【重点】【二叉树】【DFS】剑指offer——面试题27：二叉搜索树与双向链表

力扣
理解并记忆该题思路！！！
类似题目连接：Top100：114. 二叉树展开为链表，中的头插法，值得学习！！！

Python

"""
# Definition for a Node.
class Node:
    def __init__(self, val, left=None, right=None):
        self.val = val
        self.left = left
        self.right = right
"""
class Solution:
    pre = None
    head = None

    def treeToDoublyList(self, root: 'Node') -> 'Node':
        if not root:
            return root
        self.dfs(root)
        self.head.left = self.pre
        self.pre.right = self.head

        return self.head
    
    def dfs(self, cur):
        if not cur:
            return
        
        self.dfs(cur.left)
        if not self.head: # 记录头节点
            self.head = cur
        else:             # 修改节点指向
            self.pre.right = cur
            cur.left = self.pre
        self.pre = cur
        self.dfs(cur.right)

Java

/*
// Definition for a Node.
class Node {
    public int val;
    public Node left;
    public Node right;

    public Node() {}

    public Node(int _val) {
        val = _val;
    }

    public Node(int _val,Node _left,Node _right) {
        val = _val;
        left = _left;
        right = _right;
    }
};
*/
class Solution {
    Node pre, head; // 前驱节点，头结点
    public Node treeToDoublyList(Node root) {
        if (root == null) {
            return null;
        }
        dfs(root);
        head.left = pre;
        pre.right = head;
        return head;
    }

    public void dfs(Node cur) {
        if (cur == null) {
            return;
        }
        dfs(cur.left);
        if (pre != null) {
            pre.right = cur;
        } else {
            head = cur; // 头结点
        }
        cur.left = pre;
        pre = cur;
        dfs(cur.right);
    }
}

Solution1:
这是书上的代码，要理解好最近几道题，对指针的操作比较多。
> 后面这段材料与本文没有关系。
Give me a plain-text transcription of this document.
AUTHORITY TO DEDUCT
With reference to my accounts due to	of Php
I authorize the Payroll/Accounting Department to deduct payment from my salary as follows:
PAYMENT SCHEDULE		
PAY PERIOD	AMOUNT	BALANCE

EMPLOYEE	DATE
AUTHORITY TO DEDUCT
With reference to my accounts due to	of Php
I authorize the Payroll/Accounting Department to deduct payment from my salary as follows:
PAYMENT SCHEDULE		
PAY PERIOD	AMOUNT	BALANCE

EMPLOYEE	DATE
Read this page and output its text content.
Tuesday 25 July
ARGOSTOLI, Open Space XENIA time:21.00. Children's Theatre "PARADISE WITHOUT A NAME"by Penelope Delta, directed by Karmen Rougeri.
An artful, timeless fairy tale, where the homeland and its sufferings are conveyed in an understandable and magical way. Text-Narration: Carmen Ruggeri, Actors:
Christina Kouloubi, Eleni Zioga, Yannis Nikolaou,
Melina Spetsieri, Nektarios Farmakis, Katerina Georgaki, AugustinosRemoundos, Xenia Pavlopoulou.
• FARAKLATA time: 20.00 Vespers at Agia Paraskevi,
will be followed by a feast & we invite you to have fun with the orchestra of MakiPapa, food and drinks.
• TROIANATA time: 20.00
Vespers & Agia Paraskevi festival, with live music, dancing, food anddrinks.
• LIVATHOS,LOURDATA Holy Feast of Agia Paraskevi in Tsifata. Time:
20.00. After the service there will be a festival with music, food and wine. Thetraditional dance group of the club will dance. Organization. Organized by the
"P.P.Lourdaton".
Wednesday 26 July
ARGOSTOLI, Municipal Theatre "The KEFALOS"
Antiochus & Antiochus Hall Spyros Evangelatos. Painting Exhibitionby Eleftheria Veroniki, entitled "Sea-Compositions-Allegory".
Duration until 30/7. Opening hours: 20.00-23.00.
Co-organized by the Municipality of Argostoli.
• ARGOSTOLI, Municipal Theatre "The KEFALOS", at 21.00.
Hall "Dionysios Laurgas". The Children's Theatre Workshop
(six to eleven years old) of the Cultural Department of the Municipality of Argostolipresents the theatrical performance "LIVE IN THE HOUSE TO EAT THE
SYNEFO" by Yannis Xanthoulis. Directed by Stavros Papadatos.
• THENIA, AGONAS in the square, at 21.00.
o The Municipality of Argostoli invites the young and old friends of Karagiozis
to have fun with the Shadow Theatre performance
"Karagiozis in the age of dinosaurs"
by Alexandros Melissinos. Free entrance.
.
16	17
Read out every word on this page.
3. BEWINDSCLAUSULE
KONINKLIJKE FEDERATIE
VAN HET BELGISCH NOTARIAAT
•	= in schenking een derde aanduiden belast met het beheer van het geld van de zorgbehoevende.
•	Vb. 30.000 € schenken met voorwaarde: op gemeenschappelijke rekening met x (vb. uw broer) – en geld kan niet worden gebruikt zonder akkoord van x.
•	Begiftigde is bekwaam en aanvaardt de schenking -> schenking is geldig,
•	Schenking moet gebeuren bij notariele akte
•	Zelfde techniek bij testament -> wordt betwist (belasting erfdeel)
。。

class Solution {
public:
    TreeNode* Convert(TreeNode* pRootOfTree) {
        TreeNode *pLastNodeInList = NULL;
        ConvertNode(pRootOfTree, pLastNodeInList);
        //pLastNodeInList指向双链表的尾结点
        //返回头结点
        TreeNode *pHeadOfList = pLastNodeInList;
        while(pHeadOfList && pHeadOfList->left)
            pHeadOfList = pHeadOfList->left;
        return pHeadOfList;
    }
    void ConvertNode(TreeNode* pNode, TreeNode *&pLastNodeInList){ //第二个参数是指针的引用
        if(!pNode)
            return;
        TreeNode *pCurrent = pNode;  //pNode目前指向的根结点，把pCurrent初始化为指向此根节点
        if(pCurrent->left)   //如果根结点的左子树非空，则去处理左子树
            ConvertNode(pCurrent->left, pLastNodeInList);
        
        pCurrent->left = pLastNodeInList;//把左子树中值最大的结点的位置赋值给当前根结点的左指针
        if(pLastNodeInList)
            pLastNodeInList->right = pCurrent;//相应的根结点的位置赋给左子树中值最大结点的右指针
                                              //经过这两步就把当前的根结点串到双向链表中了
        pLastNodeInList = pCurrent;           //所以，这一步就更新链表中尾结点的位置，设为当前根结点的位置
        
        if(pCurrent->right)           //右子树非空，处理右子树去。。
            ConvertNode(pCurrent->right,pLastNodeInList);
    }
};